DEPENDENT UNION: union操作的第二个或者之后的select，取决于外部的query （这句话是什么鬼？）

mysql> explain select * from transactions where id in (select id from transactions where receiver = "714af" union all (select id from transactionswhere sender = "714af");
+----+--------------------+--------------+------------+--------+---------------+---------+---------+------+-------+----------+-------------+
| id | select_type        | table        | partitions | type   | possible_keys | key     | key_len | ref  | rows  | filtered | Extra       |
+----+--------------------+--------------+------------+--------+---------------+---------+---------+------+-------+----------+-------------+
|  1 | PRIMARY            | transactions | NULL       | ALL    | NULL          | NULL    | NULL    | NULL | 99750 |   100.00 | Using where |
|  2 | DEPENDENT SUBQUERY | transactions | NULL       | eq_ref | PRIMARY       | PRIMARY | 4       | func |     1 |    10.00 | Using where |
|  3 | DEPENDENT UNION    | transactions | NULL       | eq_ref | PRIMARY,i_s   | PRIMARY | 4       | func |     1 |     5.00 | Using where |
+----+--------------------+--------------+------------+--------+---------------+---------+---------+------+-------+----------+-------------+

UNION RESULT：顾名思义，union的结果，这里就不举例子了，见👆id部分例子。

SUBQUERY：子查询中的第一个select。

mysql> explain select * from transactions where id = (select SQL_NO_CACHEid from transactions where sender = "714af" limit 1);
+----+-------------+--------------+------------+-------+---------------+---------+---------+-------+-------+----------+-------------+
| id | select_type | table        | partitions | type  | possible_keys | key     | key_len | ref   | rows  | filtered | Extra       |
+----+-------------+--------------+------------+-------+---------------+---------+---------+-------+-------+----------+-------------+
|  1 | PRIMARY     | transactions | NULL       | const | PRIMARY       | PRIMARY | 4       | const |     1 |   100.00 | NULL        |
|  2 | SUBQUERY    | transactions | NULL       | ALL   | NULL          | NULL    | NULL    | NULL  | 99750 |    10.00 | Using where |
+----+-------------+--------------+------------+-------+---------------+---------+---------+-------+-------+----------+-------------+

DEPENDENT SUBQUERY: 子查询中的第一个SELECT，取决于外面的查询(这个取决于外面的查询，真的让人想打人。。。) 这里继续用DEPENDENT UNION的例子。

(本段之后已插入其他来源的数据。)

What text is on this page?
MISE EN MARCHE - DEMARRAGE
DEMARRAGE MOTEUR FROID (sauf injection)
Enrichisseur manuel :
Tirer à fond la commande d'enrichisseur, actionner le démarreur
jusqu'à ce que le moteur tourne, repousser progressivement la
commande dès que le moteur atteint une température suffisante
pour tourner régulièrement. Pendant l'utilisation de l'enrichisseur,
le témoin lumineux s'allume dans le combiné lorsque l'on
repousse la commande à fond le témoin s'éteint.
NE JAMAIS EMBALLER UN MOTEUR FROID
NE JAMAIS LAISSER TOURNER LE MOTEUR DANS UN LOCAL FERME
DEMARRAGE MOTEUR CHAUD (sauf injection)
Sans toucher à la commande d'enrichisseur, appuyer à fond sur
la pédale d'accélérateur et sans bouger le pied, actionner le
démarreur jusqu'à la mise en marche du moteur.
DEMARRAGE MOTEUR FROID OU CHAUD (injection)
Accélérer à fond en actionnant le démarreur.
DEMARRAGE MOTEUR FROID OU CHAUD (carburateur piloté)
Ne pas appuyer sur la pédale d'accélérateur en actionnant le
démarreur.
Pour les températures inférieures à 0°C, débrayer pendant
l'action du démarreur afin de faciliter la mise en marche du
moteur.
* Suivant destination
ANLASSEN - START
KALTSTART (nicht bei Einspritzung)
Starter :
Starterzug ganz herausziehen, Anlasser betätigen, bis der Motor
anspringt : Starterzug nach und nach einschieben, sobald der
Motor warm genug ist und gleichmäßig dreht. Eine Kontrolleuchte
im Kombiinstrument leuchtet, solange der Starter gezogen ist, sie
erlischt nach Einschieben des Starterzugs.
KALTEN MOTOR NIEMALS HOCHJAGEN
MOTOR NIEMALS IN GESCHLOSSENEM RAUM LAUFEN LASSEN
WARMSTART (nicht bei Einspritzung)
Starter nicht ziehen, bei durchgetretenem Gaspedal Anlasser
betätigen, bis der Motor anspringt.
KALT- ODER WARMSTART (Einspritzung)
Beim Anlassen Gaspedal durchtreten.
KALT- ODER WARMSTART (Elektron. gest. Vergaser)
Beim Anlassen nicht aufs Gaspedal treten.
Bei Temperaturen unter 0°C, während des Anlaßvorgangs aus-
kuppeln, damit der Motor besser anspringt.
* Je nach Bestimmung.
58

mysql> explain select * from transactions where id in (select id from transactions where receiver = "714af" union all (select id from transactionswhere sender = "714af");
+----+--------------------+--------------+------------+--------+---------------+---------+---------+------+-------+----------+-------------+
| id | select_type        | table        | partitions | type   | possible_keys | key     | key_len | ref  | rows  | filtered | Extra       |
+----+--------------------+--------------+------------+--------+---------------+---------+---------+------+-------+----------+-------------+
|  1 | PRIMARY            | transactions | NULL       | ALL    | NULL          | NULL    | NULL    | NULL | 99750 |   100.00 | Using where |
|  2 | DEPENDENT SUBQUERY | transactions | NULL       | eq_ref | PRIMARY       | PRIMARY | 4       | func |     1 |    10.00 | Using where |
|  3 | DEPENDENT UNION    | transactions | NULL       | eq_ref | PRIMARY,i_s   | PRIMARY | 4       | func |     1 |     5.00 | Using where |
+----+--------------------+--------------+------------+--------+---------------+---------+---------+------+-------+----------+-------------+

DERIVED：派生表的SELECT(FROM子句的子查询)

mysql> explain select * from (select sender from transactions where sender = "714af" limit 1) a;
+----+-------------+--------------+------------+--------+---------------+------+---------+------+-------+----------+-------------+
| id | select_type | table        | partitions | type   | possible_keys | key  | key_len | ref  | rows  | filtered | Extra       |
+----+-------------+--------------+------------+--------+---------------+------+---------+------+-------+----------+-------------+
|  1 | PRIMARY     | <derived2>   | NULL       | system | NULL          | NULL | NULL    | NULL |     1 |   100.00 | NULL        |
|  2 | DERIVED     | transactions | NULL       | ALL    | NULL          | NULL | NULL    | NULL | 99750 |    10.00 | Using where |
+----+-------------+--------------+------------+--------+---------------+------+---------+------+-------+----------+-------------+

MATERIALIZED: 物化表，物化表的概念我的理解是`子查询结果将变成临时表，并存在内存在，优化后续查询（直接从内存临时表操作）

mysql> explain select * from transactions where sender in (select receiver from transactions where sender = "714af");
+----+--------------+--------------+------------+--------+---------------+------------+---------+--------------------------+-------+----------+-------------+
| id | select_type  | table        | partitions | type   | possible_keys | key        | key_len | ref                      | rows  | filtered | Extra       |
+----+--------------+--------------+------------+--------+---------------+------------+---------+--------------------------+-------+----------+-------------+
|  1 | SIMPLE       | transactions | NULL       | ALL    | NULL          | NULL       | NULL    | NULL                     | 99750 |   100.00 | Using where |
|  1 | SIMPLE       | <subquery2>  | NULL       | eq_ref | <auto_key>    | <auto_key> | 5       | ethx.transactions.sender |     1 |   100.00 | NULL        |
|  2 | MATERIALIZED | transactions | NULL       | ALL    | NULL          | NULL       | NULL    | NULL                     | 99750 |    10.00 | Using where |
+----+--------------+--------------+------------+--------+---------------+------------+---------+--------------------------+-------+----------+-------------+

UNCACHEABLE SUBQUERY: 还是subquery，但是result不能被cache，我目前还没找到例子，回头找到了再补上。
UNCACHEABLE UNION: 还是Uniontype，但是result不能倍cache，同上，找到例子补上。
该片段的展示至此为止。